Autocorrelation & Independence
These are two very important and intimately related statistical concepts that I’d like to cover so folk can get a better handle on the pitfalls associated with assessment of vaccine benefit/disbenefit. Understand this and you’ll understand a great deal.
The assumption of independence of measure critically underpins all statistical analysis. This is equivalent to assuming the heights of students coming into my classroom are appearing in a random manner as they file through the door. In stats talk we say student height is an independent measure, meaning the height of one student has no bearing whatsoever on the next student coming in to class. I can thus measure heights of the first 10 of 30 students coming in to my morning class and measure the heights of the first 10 of 30 students coming in to my afternoon class and compare them. If my morning class are first year students and my afternoon class final year students then I am going to detect a difference that is meaningful and based on a real world phenomenon called growing up.
Let us now suppose I get my first year students to stand in a line of descending height such that the taller ones come through the classroom door first. I measure the first 10 to come through. For the afternoon lesson I ask my final year students to stand in a line of ascending order. I measure the first 10 to come through. In this situation I could easily end up with a sample of 10 first year students whose heights are greater than my sample of 10 final year students. The conclusion I would come to is that children shrink as they age.
Although this sounds ridiculous it is a trap that many serious studies fall into, and especially studies of vaccine benefit/disbenefit. The problem arises when I get my students to stand in order of height; that is to say I have introduced dependency in my primary measure such that the value of a student’s height is dependent on the height of the previous student.

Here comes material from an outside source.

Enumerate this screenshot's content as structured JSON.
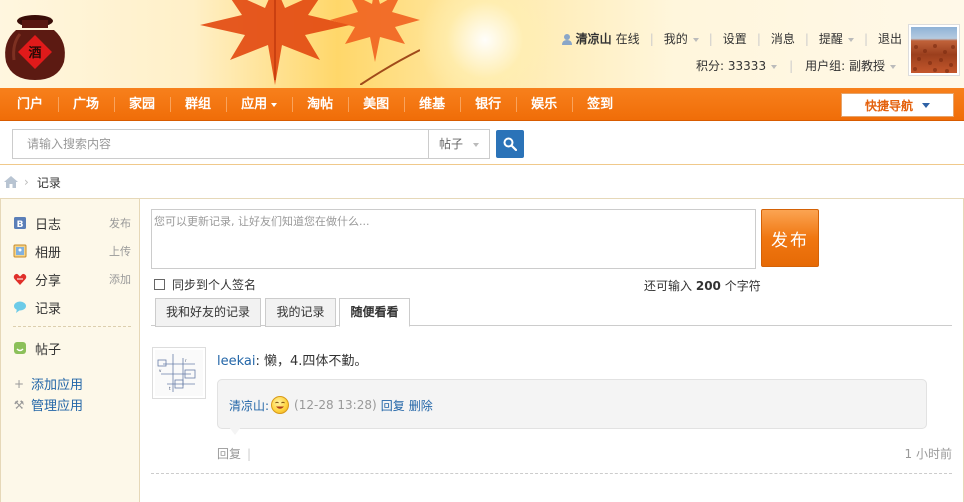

In this simple example I have generated dependency by physically positioning the students. In the real world of infection, transmission, admission, hospitalisation, death, recovery, immunity and treatment this positioning into dependency is undertaken by the passage of time. Thus, measures varying over time cannot be assumed to be independent and this means all statistical analyses undertaken across the globe are likely invalid unless somebody decided to check. By ignoring the critical assumption of independence of measure we’re in danger of coming to the conclusion that students shrink with age in terms of vaccination. Ouch indeed!

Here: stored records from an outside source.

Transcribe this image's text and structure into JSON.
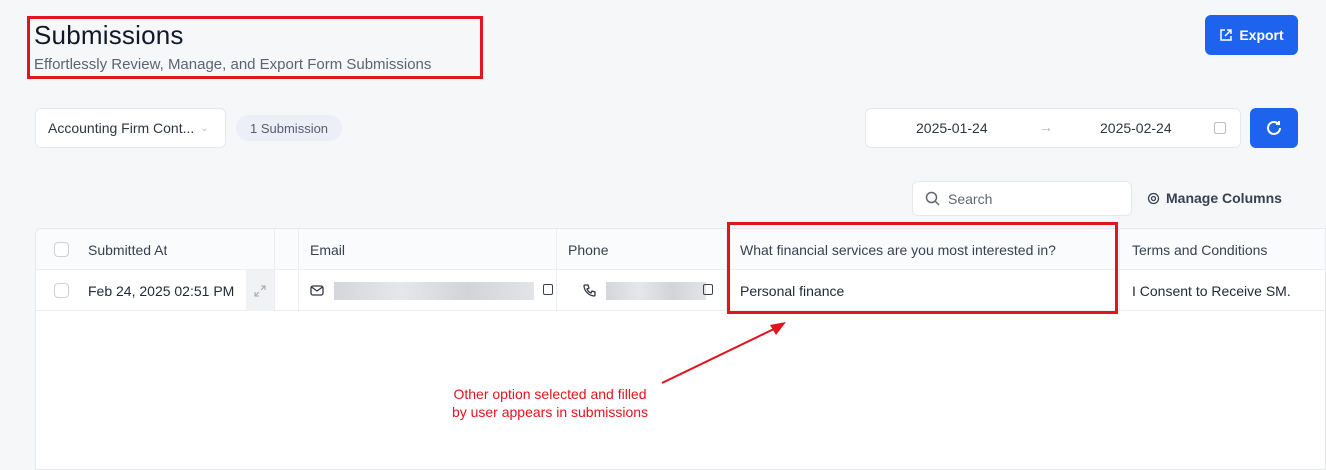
{
  "header": {
    "title": "Submissions",
    "subtitle": "Effortlessly Review, Manage, and Export Form Submissions"
  },
  "toolbar": {
    "export_label": "Export",
    "form_select_value": "Accounting Firm Cont...",
    "submission_count": "1 Submission",
    "date_start": "2025-01-24",
    "date_arrow": "→",
    "date_end": "2025-02-24",
    "search_placeholder": "Search",
    "manage_columns_label": "Manage Columns"
  },
  "table": {
    "columns": [
      "Submitted At",
      "Email",
      "Phone",
      "What financial services are you most interested in?",
      "Terms and Conditions"
    ],
    "rows": [
      {
        "submitted_at": "Feb 24, 2025 02:51 PM",
        "email": "",
        "phone": "",
        "financial_services": "Personal finance",
        "terms": "I Consent to Receive SM."
      }
    ]
  },
  "annotation": {
    "line1": "Other option selected and filled",
    "line2": "by user appears in submissions"
  },
  "colors": {
    "accent": "#1d63ee",
    "highlight": "#e2141c"
  }
}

We may ask how we can determine independence of measure for a data series and this is where the concept of autocorrelation comes in. Autocorrelation simply means ‘self-correlation’; that is to say we can calculate whether the values of a series are bobbing about all over the place (independent) or whether they are exhibiting strong patterns (dependent). With this in mind I thought I’d run four popular pandemic measures through the autocorrelation procedure in my stats package, these being daily viral tests, daily COVID cases, daily COVID admissions and daily certified COVID deaths for England over the period Mar 20 – Sep 21.
You will see a palisade of positive red bars in every instance, this indicating total lack of independence of measure. Taking the first slide of the autocorrelation plot for daily viral tests we see the first red bar sticking up at a value of r = +0.85; this means the number of tests undertaken today (lag zero) is pretty much identical to the number of tests undertaken yesterday (lag 1). This palisade stretches out to lag 16 and beyond which means one week’s activity is pretty much similar to the next. We may think of this as momentum and all four examples exhibit significant momentum. This brings another level of pain, whereby we realise that data exhibiting a high degree of autocorrelation can generate phantom correlation; that is to say we may think admissions are rising because COVID cases are rising but this may not necessarily be the case!
What does this mean? Well it means that anybody not accounting for violation of the Law of Independence is going to produce reports worthy of the toilet block rather than a periodical. It means they could easily come to the conclusion that students shrink with age. I include myself in this and perhaps you can now see why I tend to use the phrase “appears to be” and judiciously use the word “seems”. Unravelling this mess is not going to be easy which is why an international panel of experts is now gathering behind the scenes. In a nutshell we haven’t got a clue as to vaccine benefit/disbenefit as yet and any organisation claiming otherwise is either as ignorant as they come or after the cash.